Companies in the S&P 500 Index are poised to purchase over $165 billion of stock this quarter, bringing us dangerously close to taking out the 2007 record. While Mutual funds and the masses are selling the corporate world is buying, proving that the dumb money is not in the know, even though their actions are based on valid data. Logic does not drive the markets; it’s emotions that are the main driving force behind the markets. $40 billion flowed out the markets via mutual fund sales or individual redemptions, but the corporate world more than covered that slack. One could call this is a positive divergence as the corporate world pumped this money into stocks when the markets were tanking, and the masses fled for the exits.

40883

This record binge could continue and here’s why:

Central bankers worldwide are embracing negative interest rates and we all know that low rates favor speculation Look at what the current low rate environment has led to; imagine what will happen in the U.S if rates turn negative. We suspect an all out feeding frenzy will take place. The corporate world will rush in and borrow even more money; the masses will jump into stocks as it will look like earnings are rising, and everyone will have fun until the bottom drops out. The bottom always drops out, but it’s the average Joe that is left holding the can. Nothing has changed, and nothing will change going forward

“Anytime when you’re relying solely on one thing to happen to keep the market going is a dangerous situation,” said Andrew Hopkins, director of equity research at Wilmington Trust Co., which oversees about $70 billion. “Over time, you come to the realization, ‘Look, these companies can’t grow.

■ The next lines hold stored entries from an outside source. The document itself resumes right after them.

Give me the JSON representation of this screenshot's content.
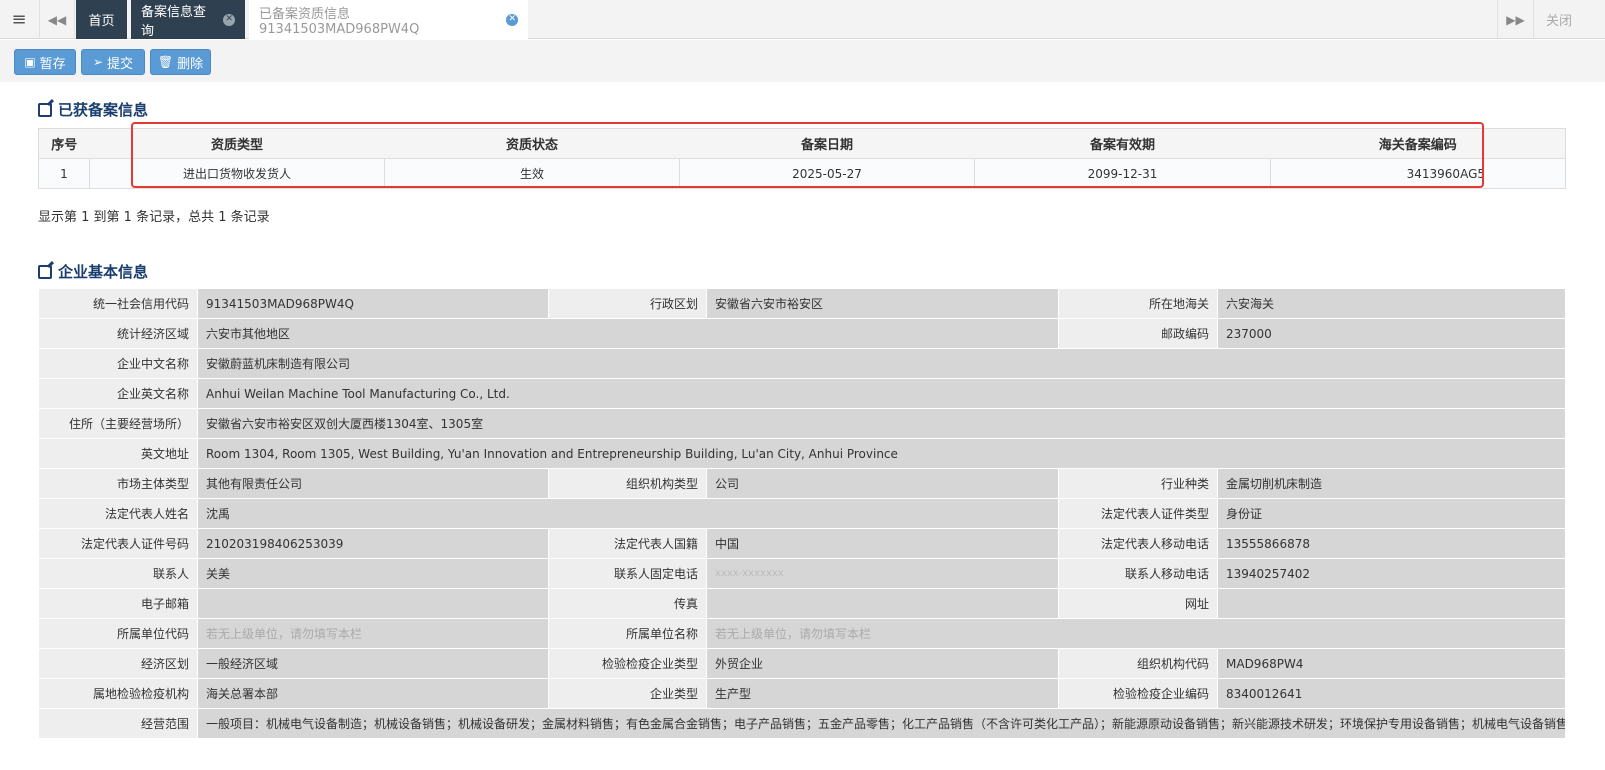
{
  "tabs": {
    "home": "首页",
    "query": "备案信息查询",
    "current": "已备案资质信息91341503MAD968PW4Q",
    "close_all": "关闭"
  },
  "toolbar": {
    "save": "暂存",
    "submit": "提交",
    "delete": "删除"
  },
  "records_section": {
    "title": "已获备案信息",
    "headers": [
      "序号",
      "资质类型",
      "资质状态",
      "备案日期",
      "备案有效期",
      "海关备案编码"
    ],
    "rows": [
      [
        "1",
        "进出口货物收发货人",
        "生效",
        "2025-05-27",
        "2099-12-31",
        "3413960AG5"
      ]
    ],
    "pager": "显示第 1 到第 1 条记录，总共 1 条记录"
  },
  "company_section": {
    "title": "企业基本信息",
    "uscc_label": "统一社会信用代码",
    "uscc": "91341503MAD968PW4Q",
    "region_label": "行政区划",
    "region": "安徽省六安市裕安区",
    "customs_label": "所在地海关",
    "customs": "六安海关",
    "econ_zone_label": "统计经济区域",
    "econ_zone": "六安市其他地区",
    "postcode_label": "邮政编码",
    "postcode": "237000",
    "name_cn_label": "企业中文名称",
    "name_cn": "安徽蔚蓝机床制造有限公司",
    "name_en_label": "企业英文名称",
    "name_en": "Anhui Weilan Machine Tool Manufacturing Co., Ltd.",
    "address_label": "住所（主要经营场所）",
    "address": "安徽省六安市裕安区双创大厦西楼1304室、1305室",
    "address_en_label": "英文地址",
    "address_en": "Room 1304, Room 1305, West Building, Yu'an Innovation and Entrepreneurship Building, Lu'an City, Anhui Province",
    "market_type_label": "市场主体类型",
    "market_type": "其他有限责任公司",
    "org_type_label": "组织机构类型",
    "org_type": "公司",
    "industry_label": "行业种类",
    "industry": "金属切削机床制造",
    "legal_name_label": "法定代表人姓名",
    "legal_name": "沈禹",
    "legal_id_type_label": "法定代表人证件类型",
    "legal_id_type": "身份证",
    "legal_id_label": "法定代表人证件号码",
    "legal_id": "210203198406253039",
    "legal_nat_label": "法定代表人国籍",
    "legal_nat": "中国",
    "legal_mobile_label": "法定代表人移动电话",
    "legal_mobile": "13555866878",
    "contact_label": "联系人",
    "contact": "关美",
    "contact_phone_label": "联系人固定电话",
    "contact_phone_ph": "xxxx-xxxxxxx",
    "contact_mobile_label": "联系人移动电话",
    "contact_mobile": "13940257402",
    "email_label": "电子邮箱",
    "email": "",
    "fax_label": "传真",
    "fax": "",
    "website_label": "网址",
    "website": "",
    "parent_code_label": "所属单位代码",
    "parent_code_ph": "若无上级单位，请勿填写本栏",
    "parent_name_label": "所属单位名称",
    "parent_name_ph": "若无上级单位，请勿填写本栏",
    "econ_region_label": "经济区划",
    "econ_region": "一般经济区域",
    "insp_type_label": "检验检疫企业类型",
    "insp_type": "外贸企业",
    "org_code_label": "组织机构代码",
    "org_code": "MAD968PW4",
    "insp_org_label": "属地检验检疫机构",
    "insp_org": "海关总署本部",
    "ent_type_label": "企业类型",
    "ent_type": "生产型",
    "insp_code_label": "检验检疫企业编码",
    "insp_code": "8340012641",
    "scope_label": "经营范围",
    "scope": "一般项目：机械电气设备制造；机械设备销售；机械设备研发；金属材料销售；有色金属合金销售；电子产品销售；五金产品零售；化工产品销售（不含许可类化工产品）；新能源原动设备销售；新兴能源技术研发；环境保护专用设备销售；机械电气设备销售；I"
  }
}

Borrowing money to buy back stocks is going to come to an end.”‘

“Corporate buybacks are the sole demand for corporate equities in this market,” David Kostin, the chief U.S. equity strategist at Goldman Sachs Group Inc., said in Feb. 23 Bloomberg Television interview. “It’s been a very challenging market this year regarding some of the macro rotations, concerns about China and oil, which have encouraged fund managers to reduce their exposure.” ~ Full story

Companies in the S&P 500 are also flush with cash, so they can borrow the money in the open markets or use some of the cash they have been hoarding. According to Bloomberg, Non-Financial Companies in the SP500 had over $900 billion in cash at the end of 2015; the figure now is probably closer to $1 trillion.

Hedge funds and mutual funds have had a hard time making money over the past few years and have been net sellers as of late. Mass psychology states the masses that always get fried and compared to corporations that are buying back their shares, mutual funds and Hedge funds are sardines.

The Mass Psychology perspective

The trend is up regarding share buybacks, and as Central bankers worldwide are gravitating towards negative rates, it is fairly safe to assume that this trend will continue for quite some time. The masses are not revolting against this form of illicit behaviour and even though the dollar amount deployed to share buybacks continues to rise each year, we are not at the feeding frenzy stage. Hence, expect share buybacks to rise to insane levels.

Nothing short of rising rates could put a damper on share buybacks, and that is not something that will occur anytime soon. The second option is for Congress to pass new laws making restricting companies from blatantly repurchasing their shares with the sole intention of raising their earnings per share. As Congress shares the same bed with these corporate giants, don’t expect such a law to come into effect shortly.

Game Plan

The markets are being manipulated and will continue to be manipulated probably until the end of time, so until the trend changes or share buybacks grind to a halt, every strong pullback has to be viewed as buying opportunity.